Pesquisa inglesa aponta possibilidade de temperaturas recordes em 2007

Arquivo Geral

04/01/2007 0h00

A Bolsa de Valores de São Paulo fechou em baixa pelo segundo dia seguido, side effects mind com investidores embolsando lucros depois do ganho de 33% acumulado em 2006. A queda no preço de commodities e a fraqueza de dados econômicos nos Estados Unidos incentivaram as vendas.

"Enquanto as commodities estiverem caindo, viagra approved troche não tem jeito", remedy comentou um operador. "E tem muita gente que não quer arriscar antes dos dados de payroll (relatório de emprego nos EUA) amanhã."

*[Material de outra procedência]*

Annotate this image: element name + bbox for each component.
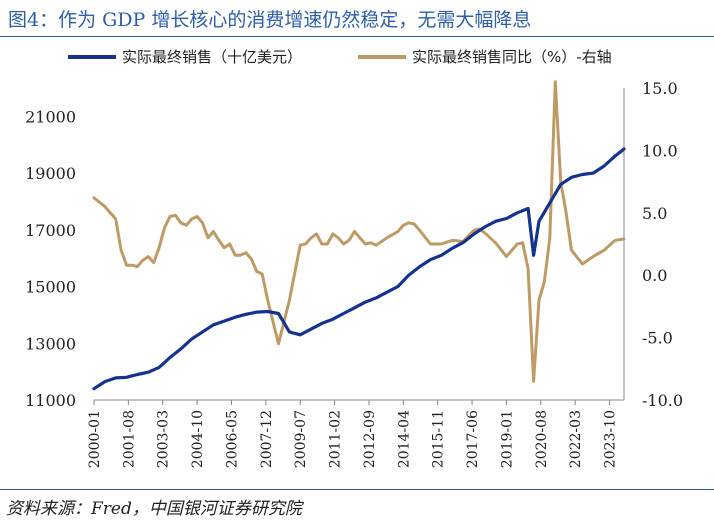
right-tick-label: 15.0	[642, 79, 678, 98]
right-tick-label: -5.0	[642, 329, 673, 348]
left-tick-label: 19000	[25, 164, 76, 183]
x-tick-label: 2014-04	[396, 410, 412, 468]
x-tick-label: 2000-01	[87, 410, 103, 468]
left-tick-label: 11000	[25, 391, 76, 410]
right-axis-ticks: -10.0 -5.0 0.0 5.0 10.0 15.0	[642, 79, 683, 410]
legend-label-sales: 实际最终销售（十亿美元）	[122, 48, 302, 66]
series-line-sales	[92, 147, 626, 391]
x-tick-label: 2020-08	[534, 410, 550, 468]
x-tick-label: 2006-05	[224, 410, 240, 468]
plot-frame	[94, 88, 625, 401]
left-tick-label: 15000	[25, 278, 76, 297]
series-group	[92, 80, 626, 391]
title-divider	[0, 36, 714, 37]
x-tick-label: 2011-02	[328, 410, 344, 468]
x-tick-label: 2012-09	[362, 410, 378, 468]
x-tick-label: 2023-10	[603, 410, 619, 468]
x-tick-label: 2015-11	[431, 410, 447, 468]
left-tick-label: 17000	[25, 221, 76, 240]
x-tick-label: 2004-10	[190, 410, 206, 468]
right-tick-label: 0.0	[642, 266, 667, 285]
x-tick-label: 2003-03	[156, 410, 172, 468]
right-tick-label: 10.0	[642, 141, 678, 160]
legend: 实际最终销售（十亿美元） 实际最终销售同比（%）-右轴	[68, 48, 612, 66]
x-tick-label: 2019-01	[499, 410, 515, 468]
source-note: 资料来源：Fred，中国银河证券研究院	[6, 499, 302, 519]
series-line-yoy	[92, 80, 626, 383]
left-tick-label: 21000	[25, 107, 76, 126]
x-tick-label: 2009-07	[293, 410, 309, 468]
x-tick-label: 2017-06	[465, 410, 481, 468]
x-tick-label: 2022-03	[568, 410, 584, 468]
right-tick-label: 5.0	[642, 204, 667, 223]
chart-title: 图4：作为 GDP 增长核心的消费增速仍然稳定，无需大幅降息	[8, 9, 532, 31]
right-tick-label: -10.0	[642, 391, 683, 410]
x-tick-label: 2001-08	[121, 410, 137, 468]
source-divider	[0, 489, 714, 490]
x-tick-label: 2007-12	[259, 410, 275, 468]
left-axis-ticks: 11000 13000 15000 17000 19000 21000	[25, 107, 76, 410]
left-tick-label: 13000	[25, 334, 76, 353]
x-axis-ticks: 2000-01 2001-08 2003-03 2004-10 2006-05 2007-…	[87, 400, 619, 468]
legend-label-yoy: 实际最终销售同比（%）-右轴	[412, 48, 612, 66]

O cobre ampliou a queda de mais de 7% hoje e atingiu nova mínima em nove meses, enquanto o barril do petróleo em Nova York caiu abaixo de 56 dólares. O principal indicador da bolsa paulista, que tem grande peso de empresas ligadas a commodities, recuou 0,96%, a 44.019 pontos. Na mínima do dia, o índice chegou a cair quase 2%.

As blue chips Petrobras e Companhia Vale do Rio Doce perderam 2,16% e 0,02%, respectivamente. O volume financeiro da bolsa superou novamente a média diária do ano passado em cerca de 1 bilhão de reais, atingindo 3,45 bilhões de reais.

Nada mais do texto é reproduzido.